The forward method has an additional option ‘rev’, with which the net can be computed in reverse. Passing jac to the forward method additionally computes the log determinant of the (inverse) Jacobian of the forward (backward) pass.
- __init__(node_list: Iterable[AbstractNode], force_tuple_output=False, verbose=False)[source]#
- Parameters:
dims_in – list of tuples specifying the shape of the inputs to this operator:
dims_in = [shape_x_0, shape_x_1, ...]
dims_c – list of tuples specifying the shape of the conditions to this operator.
- get_module_by_name(name) Module | None [source]#
Return module of the first node in the graph with the provided name.
- get_node_by_name(name) Node | None [source]#
Return the first node in the graph with the provided name.
- log_jacobian_numerical(x, c=None, rev=False, h=0.0001)[source]#
Approximate log Jacobian determinant via finite differences.
- property node_list#
- class FrEIA.framework.InputNode(*dims: int, name=None)[source]#
Bases:
AbstractNode
Special type of node that represents the input data of the whole net (or the output when running reverse)

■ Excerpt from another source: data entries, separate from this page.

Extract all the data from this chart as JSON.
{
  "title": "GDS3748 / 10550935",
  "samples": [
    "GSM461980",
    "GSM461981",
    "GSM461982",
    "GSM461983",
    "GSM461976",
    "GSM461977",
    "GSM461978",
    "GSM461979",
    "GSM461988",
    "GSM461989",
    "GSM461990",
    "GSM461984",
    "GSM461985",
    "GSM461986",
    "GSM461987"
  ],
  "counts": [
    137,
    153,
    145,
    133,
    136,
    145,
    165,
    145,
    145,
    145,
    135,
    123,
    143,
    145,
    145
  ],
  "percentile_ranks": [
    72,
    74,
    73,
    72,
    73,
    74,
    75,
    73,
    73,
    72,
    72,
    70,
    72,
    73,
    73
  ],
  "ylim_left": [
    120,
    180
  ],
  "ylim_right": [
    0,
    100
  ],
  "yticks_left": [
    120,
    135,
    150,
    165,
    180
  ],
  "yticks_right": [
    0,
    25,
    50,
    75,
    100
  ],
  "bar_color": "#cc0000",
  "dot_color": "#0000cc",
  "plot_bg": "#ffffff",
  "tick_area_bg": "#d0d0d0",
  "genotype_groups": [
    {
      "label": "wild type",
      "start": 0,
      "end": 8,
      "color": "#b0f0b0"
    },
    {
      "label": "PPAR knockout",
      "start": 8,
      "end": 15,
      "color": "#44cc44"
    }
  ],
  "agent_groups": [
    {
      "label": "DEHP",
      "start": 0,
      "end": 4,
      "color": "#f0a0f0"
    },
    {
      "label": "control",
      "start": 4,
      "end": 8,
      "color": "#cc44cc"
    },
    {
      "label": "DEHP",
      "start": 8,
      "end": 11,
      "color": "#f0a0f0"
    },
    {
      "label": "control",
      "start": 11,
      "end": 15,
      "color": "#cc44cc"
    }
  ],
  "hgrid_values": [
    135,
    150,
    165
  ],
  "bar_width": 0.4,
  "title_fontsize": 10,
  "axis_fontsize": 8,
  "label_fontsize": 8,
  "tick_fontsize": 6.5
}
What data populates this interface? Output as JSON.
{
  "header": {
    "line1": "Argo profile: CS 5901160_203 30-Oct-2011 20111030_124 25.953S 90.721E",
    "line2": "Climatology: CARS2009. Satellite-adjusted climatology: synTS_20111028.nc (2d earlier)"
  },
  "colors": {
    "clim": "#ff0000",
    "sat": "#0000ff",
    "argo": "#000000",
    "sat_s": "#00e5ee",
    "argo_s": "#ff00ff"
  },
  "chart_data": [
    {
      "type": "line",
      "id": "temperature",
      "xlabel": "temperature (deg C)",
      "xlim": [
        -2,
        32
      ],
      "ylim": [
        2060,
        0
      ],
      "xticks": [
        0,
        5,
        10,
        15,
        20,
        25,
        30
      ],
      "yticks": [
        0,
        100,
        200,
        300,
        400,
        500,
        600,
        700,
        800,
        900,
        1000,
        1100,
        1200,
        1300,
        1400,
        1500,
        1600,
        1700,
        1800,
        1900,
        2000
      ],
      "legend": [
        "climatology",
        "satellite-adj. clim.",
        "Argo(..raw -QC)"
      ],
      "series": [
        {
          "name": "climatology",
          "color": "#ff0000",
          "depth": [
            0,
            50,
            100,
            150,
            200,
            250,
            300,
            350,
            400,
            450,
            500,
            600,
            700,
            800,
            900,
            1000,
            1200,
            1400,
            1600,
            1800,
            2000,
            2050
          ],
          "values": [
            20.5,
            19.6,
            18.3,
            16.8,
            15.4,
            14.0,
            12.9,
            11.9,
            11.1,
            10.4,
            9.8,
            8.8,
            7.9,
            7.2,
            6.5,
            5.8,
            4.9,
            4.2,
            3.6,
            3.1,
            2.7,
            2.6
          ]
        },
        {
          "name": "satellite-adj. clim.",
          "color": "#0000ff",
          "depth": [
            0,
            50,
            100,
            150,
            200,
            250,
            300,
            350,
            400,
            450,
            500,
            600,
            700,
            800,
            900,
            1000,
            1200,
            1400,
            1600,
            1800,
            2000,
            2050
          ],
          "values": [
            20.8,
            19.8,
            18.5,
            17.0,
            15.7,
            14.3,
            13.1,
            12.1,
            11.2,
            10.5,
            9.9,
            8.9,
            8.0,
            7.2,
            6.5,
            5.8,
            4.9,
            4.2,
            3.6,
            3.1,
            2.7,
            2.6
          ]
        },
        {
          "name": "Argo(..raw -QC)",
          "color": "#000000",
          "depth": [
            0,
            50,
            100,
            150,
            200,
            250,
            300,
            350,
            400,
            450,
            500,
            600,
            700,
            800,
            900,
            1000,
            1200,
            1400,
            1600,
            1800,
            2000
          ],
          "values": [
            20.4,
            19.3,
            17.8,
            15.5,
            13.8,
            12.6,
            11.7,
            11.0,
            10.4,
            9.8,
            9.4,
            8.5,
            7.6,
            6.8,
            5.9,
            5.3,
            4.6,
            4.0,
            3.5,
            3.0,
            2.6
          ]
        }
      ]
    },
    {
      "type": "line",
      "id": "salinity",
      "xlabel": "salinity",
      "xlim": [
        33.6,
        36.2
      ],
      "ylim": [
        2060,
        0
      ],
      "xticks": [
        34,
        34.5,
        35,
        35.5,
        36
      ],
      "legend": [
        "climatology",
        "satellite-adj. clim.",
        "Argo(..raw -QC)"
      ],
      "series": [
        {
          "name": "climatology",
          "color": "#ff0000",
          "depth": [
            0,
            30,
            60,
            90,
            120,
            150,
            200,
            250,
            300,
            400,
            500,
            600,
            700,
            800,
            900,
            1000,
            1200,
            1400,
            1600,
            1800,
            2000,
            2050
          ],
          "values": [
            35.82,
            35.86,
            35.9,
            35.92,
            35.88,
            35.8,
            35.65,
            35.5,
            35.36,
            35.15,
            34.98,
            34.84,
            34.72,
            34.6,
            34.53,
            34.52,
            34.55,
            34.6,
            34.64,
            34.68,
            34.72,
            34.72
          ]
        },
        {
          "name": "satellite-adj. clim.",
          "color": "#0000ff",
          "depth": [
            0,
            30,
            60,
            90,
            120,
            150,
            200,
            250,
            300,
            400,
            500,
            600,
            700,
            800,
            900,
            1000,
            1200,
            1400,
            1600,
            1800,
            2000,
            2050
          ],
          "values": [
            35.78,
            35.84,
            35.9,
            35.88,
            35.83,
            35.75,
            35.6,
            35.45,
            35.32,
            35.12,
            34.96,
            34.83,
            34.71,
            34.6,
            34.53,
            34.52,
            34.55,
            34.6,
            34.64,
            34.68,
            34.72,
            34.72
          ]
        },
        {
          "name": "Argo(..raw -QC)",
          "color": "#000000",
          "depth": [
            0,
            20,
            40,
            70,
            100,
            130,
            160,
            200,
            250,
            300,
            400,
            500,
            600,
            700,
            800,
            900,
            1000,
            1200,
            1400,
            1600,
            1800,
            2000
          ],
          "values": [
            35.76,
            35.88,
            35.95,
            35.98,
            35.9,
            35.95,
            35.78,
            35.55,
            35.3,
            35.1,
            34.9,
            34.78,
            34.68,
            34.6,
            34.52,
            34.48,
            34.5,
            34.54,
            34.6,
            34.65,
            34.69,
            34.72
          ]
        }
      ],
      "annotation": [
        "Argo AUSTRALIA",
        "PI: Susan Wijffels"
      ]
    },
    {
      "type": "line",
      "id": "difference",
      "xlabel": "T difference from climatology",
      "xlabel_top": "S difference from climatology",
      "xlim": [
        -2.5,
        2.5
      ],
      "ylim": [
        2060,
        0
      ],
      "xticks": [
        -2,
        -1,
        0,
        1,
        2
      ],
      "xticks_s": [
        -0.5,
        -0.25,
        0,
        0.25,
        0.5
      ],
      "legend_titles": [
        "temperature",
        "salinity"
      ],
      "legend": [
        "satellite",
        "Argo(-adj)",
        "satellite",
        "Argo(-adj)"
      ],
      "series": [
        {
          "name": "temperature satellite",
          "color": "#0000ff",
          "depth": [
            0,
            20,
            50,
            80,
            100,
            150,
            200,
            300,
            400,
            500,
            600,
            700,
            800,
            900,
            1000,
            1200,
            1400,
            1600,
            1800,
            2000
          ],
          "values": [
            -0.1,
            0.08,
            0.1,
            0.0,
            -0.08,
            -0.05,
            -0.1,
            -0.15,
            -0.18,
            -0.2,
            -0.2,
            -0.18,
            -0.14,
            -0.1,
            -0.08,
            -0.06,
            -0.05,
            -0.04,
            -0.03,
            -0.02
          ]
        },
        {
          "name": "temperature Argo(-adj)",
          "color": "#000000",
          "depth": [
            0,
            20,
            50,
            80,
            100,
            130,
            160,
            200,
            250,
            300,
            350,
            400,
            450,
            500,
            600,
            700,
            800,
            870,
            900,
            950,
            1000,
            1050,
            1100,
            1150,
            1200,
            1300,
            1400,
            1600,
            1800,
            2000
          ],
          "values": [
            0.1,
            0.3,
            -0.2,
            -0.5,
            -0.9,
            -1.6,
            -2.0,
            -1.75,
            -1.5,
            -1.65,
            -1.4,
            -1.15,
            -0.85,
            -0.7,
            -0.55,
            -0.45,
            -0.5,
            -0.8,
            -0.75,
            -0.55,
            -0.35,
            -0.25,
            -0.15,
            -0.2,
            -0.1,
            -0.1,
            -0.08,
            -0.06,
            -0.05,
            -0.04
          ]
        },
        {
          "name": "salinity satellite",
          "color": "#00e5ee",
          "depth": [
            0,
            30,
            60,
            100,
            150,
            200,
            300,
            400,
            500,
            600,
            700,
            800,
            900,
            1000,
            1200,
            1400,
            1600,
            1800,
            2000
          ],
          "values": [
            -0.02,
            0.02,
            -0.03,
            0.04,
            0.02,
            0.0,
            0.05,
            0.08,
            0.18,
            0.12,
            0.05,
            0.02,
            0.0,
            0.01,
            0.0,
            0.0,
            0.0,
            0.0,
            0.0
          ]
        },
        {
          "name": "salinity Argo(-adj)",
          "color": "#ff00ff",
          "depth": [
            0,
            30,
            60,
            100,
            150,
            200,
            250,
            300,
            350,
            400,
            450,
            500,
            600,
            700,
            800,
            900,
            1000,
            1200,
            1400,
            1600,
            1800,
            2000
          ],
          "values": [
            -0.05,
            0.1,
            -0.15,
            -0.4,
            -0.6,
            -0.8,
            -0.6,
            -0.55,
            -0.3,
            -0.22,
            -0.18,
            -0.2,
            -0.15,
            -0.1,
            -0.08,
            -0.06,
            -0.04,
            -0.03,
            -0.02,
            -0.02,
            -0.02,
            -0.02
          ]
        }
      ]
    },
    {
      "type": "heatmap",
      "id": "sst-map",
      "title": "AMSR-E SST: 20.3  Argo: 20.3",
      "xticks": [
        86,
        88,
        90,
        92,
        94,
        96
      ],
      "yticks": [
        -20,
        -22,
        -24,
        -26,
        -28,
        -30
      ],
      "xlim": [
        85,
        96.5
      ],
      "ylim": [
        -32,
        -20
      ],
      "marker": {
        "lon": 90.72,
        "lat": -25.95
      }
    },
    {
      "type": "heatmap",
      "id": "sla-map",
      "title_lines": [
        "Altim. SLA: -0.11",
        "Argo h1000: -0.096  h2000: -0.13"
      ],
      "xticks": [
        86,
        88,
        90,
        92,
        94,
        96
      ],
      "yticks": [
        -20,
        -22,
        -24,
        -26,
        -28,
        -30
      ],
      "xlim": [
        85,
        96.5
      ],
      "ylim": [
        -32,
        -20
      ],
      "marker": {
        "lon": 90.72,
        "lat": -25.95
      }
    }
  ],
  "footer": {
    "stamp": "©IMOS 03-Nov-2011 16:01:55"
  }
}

- class FrEIA.framework.Node(inputs: AbstractNode | Tuple[AbstractNode, int] | Iterable[Tuple[AbstractNode, int]], module_type: Type | InvertibleModule, module_args: dict | None = None, conditions=None, name=None)[source]#
Bases:
AbstractNode
This Node class represents one transformation in the graph, with an arbitrary number of in- and outputs. These in and outputs count as being invertible, so they must be consumed.
The user specifies the input, and the underlying module computes the number of outputs.
- build_module(condition_shapes: List[Tuple[int]], input_shapes: List[Tuple[int]]) Tuple[InvertibleModule, List[Tuple[int]]] [source]#
Instantiates the module and determines the output dimension by calling InvertibleModule#output_dims.
- class FrEIA.framework.OutputNode(in_node: AbstractNode | Tuple[AbstractNode, int], name=None)[source]#
Bases:
AbstractNode
Special type of node that represents the output of the whole net (or the input when running in reverse).
- class FrEIA.framework.ReversibleGraphNet(node_list, ind_in=None, ind_out=None, verbose=True, force_tuple_output=False)[source]#
Bases:
GraphINN
- __init__(node_list, ind_in=None, ind_out=None, verbose=True, force_tuple_output=False)[source]#
- Parameters:
dims_in – list of tuples specifying the shape of the inputs to this operator:
dims_in = [shape_x_0, shape_x_1, ...]
dims_c – list of tuples specifying the shape of the conditions to this operator.
- class FrEIA.framework.ReversibleSequential(*dims: int)[source]#
Bases:
SequenceINN
- class FrEIA.framework.SequenceINN(*dims: int, force_tuple_output=False)[source]#
Bases:
InvertibleModule
Simpler than FrEIA.framework.GraphINN: Only supports a sequential series of modules (no splitting, merging, branching off). Has an append() method, to add new blocks in a more simple way than the computation-graph based approach of GraphINN. For example:
inn = SequenceINN(channels, dims_H, dims_W) for i in range(n_blocks): inn.append(FrEIA.modules.AllInOneBlock, clamp=2.0, permute_soft=True) inn.append(FrEIA.modules.HaarDownsampling) # and so on
- __init__(*dims: int, force_tuple_output=False)[source]#
- Parameters:
dims_in – list of tuples specifying the shape of the inputs to this operator:
dims_in = [shape_x_0, shape_x_1, ...]
dims_c – list of tuples specifying the shape of the conditions to this operator.
- append(module_class, cond=None, cond_shape=None, **kwargs)[source]#
Append a reversible block from FrEIA.modules to the network.
- Parameters:
module_class – Class from FrEIA.modules.
cond (int) – index of which condition to use (conditions will be passed as list to forward()). Conditioning nodes are not needed for SequenceINN.
cond_shape (tuple[int]) – the shape of the condition tensor.
**kwargs – Further keyword arguments that are passed to the constructor of module_class (see example).